Someone, sooner or later, should write a definitive essay on the relationship between Judaism and photography, to investigate how it was possible that from a nation crossed by the prohibition of representing human figures, an army of great photographers suddenly appeared in the last century. The list of Jewish photographers is very long: trying to put yourself in order would entail the risk of leaving out more than one excellent name, better don’t, not here.
Who shouldn’t be forgotten is the German Erwin Blumenfeld (1897-1969). Strange his life, strange and adventurous. In Berlin he’s a friend of Paul Citroen and George Grosz but the outbreak of the First World War divides them. Blumenfeld is drafted and sent to France to collect corpses. When he decides to have enough deficiency of war and takes refuge in the Netherlands. Here he marries Lena Citroen, Paul's cousin.
In Amsterdam he opens a bag shop. It doesn't last long, his life is not tailored for leather goods, in fact more than serving customers, Blumenfeld was interested in portraying them. The first photos are developed in a small darkroom set up at the back of the store. They are hard years. For everyone. In 1936 he left Amsterdam to where at that time anyone with an ambition wanted to live, Paris.
Blumenfeld shoot out in search of an opportunity that arrives on time as a destiny. His photographs are noted and appreciated by Cecil Beaton (the gossips claim that in addition to the Beaton photographs he also set his sights on Blumenfeld) that two years later he will have his first job for the French edition of Vogue.
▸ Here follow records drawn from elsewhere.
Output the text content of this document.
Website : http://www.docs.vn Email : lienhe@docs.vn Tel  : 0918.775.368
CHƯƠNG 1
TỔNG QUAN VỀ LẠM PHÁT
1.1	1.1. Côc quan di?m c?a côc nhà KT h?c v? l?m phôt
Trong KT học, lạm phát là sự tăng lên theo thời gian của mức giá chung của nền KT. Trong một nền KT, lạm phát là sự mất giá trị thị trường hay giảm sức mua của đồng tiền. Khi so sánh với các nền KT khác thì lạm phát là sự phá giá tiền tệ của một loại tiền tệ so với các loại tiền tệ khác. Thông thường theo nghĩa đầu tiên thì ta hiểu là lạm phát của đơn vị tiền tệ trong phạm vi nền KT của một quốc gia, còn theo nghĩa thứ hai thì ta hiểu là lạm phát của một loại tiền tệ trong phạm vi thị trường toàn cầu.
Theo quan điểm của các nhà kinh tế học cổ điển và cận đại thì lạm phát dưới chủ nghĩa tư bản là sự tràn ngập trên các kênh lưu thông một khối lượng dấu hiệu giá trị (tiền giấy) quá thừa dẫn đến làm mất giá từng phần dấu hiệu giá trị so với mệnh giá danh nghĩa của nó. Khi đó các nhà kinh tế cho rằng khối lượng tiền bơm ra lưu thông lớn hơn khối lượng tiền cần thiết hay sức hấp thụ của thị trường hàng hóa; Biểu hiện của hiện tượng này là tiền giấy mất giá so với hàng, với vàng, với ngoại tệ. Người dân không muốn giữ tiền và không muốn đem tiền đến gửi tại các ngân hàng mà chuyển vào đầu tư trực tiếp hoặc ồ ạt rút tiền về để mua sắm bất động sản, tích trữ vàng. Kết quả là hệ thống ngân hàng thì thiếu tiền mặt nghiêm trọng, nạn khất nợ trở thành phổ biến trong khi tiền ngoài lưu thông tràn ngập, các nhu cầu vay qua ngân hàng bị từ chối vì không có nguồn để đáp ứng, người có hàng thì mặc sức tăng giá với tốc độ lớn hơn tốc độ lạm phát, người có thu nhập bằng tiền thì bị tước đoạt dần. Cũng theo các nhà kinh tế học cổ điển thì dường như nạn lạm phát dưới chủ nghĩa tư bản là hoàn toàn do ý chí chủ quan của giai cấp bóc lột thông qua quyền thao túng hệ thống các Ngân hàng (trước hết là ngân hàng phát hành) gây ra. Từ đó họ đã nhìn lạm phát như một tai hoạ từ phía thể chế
With some cash, the family joins him in France. When the Second World War broke out the Blumenfelds, because of their German passport, are considered enemies of France. Divided and interned in different camps, they will be lucky enough to be reunited. In 1941 they greet Europe, embark in Marseille: destination United States. New York appears to him "the only living wonder in the world, it’s not like the pyramids, a work of art but a gigantic manifestation of power (...) America begins only where New York ends". In the American metropolis he shares the studio with Martin Muncaksi.
The rest is known, his career takes off on the pages of the most important fashion magazines. The photographic look of Erwin Blumenfeld is very high. The "European" period is crossed by the modernism of artistic experimentation that stirs the art scene which, in his photography, matches the experience of Man Ray. Fashion photography speaks a new language to you. If you look for example at the photo of the model suspended on the Eiffel Tower you will notice that Lindbergh has been influenced to the point of making an almost identical one.
Double exposure, solarization once in the United States will give way to formal experimentation, to freedom of language acquired thanks to advertising commissions, and without forgetting the boldness that distinguished it (Audrey Hepburn's "mise en abyme" is a precipice of suggestions). The marriage with Lena is solid although Blumental will have many very young lovers. She is faithful to him. What's more, she also tolerates having her husband's lovers by her side because it seems, in her words "a prerogative of the great, even Picasso had many lovers". He died in Rome in 1969. In fact, he let himself die: a fast run and his heart burst in his chest. Blumenfeld remains a profound visual legacy: the future has passed but every now and then it is good to chase it.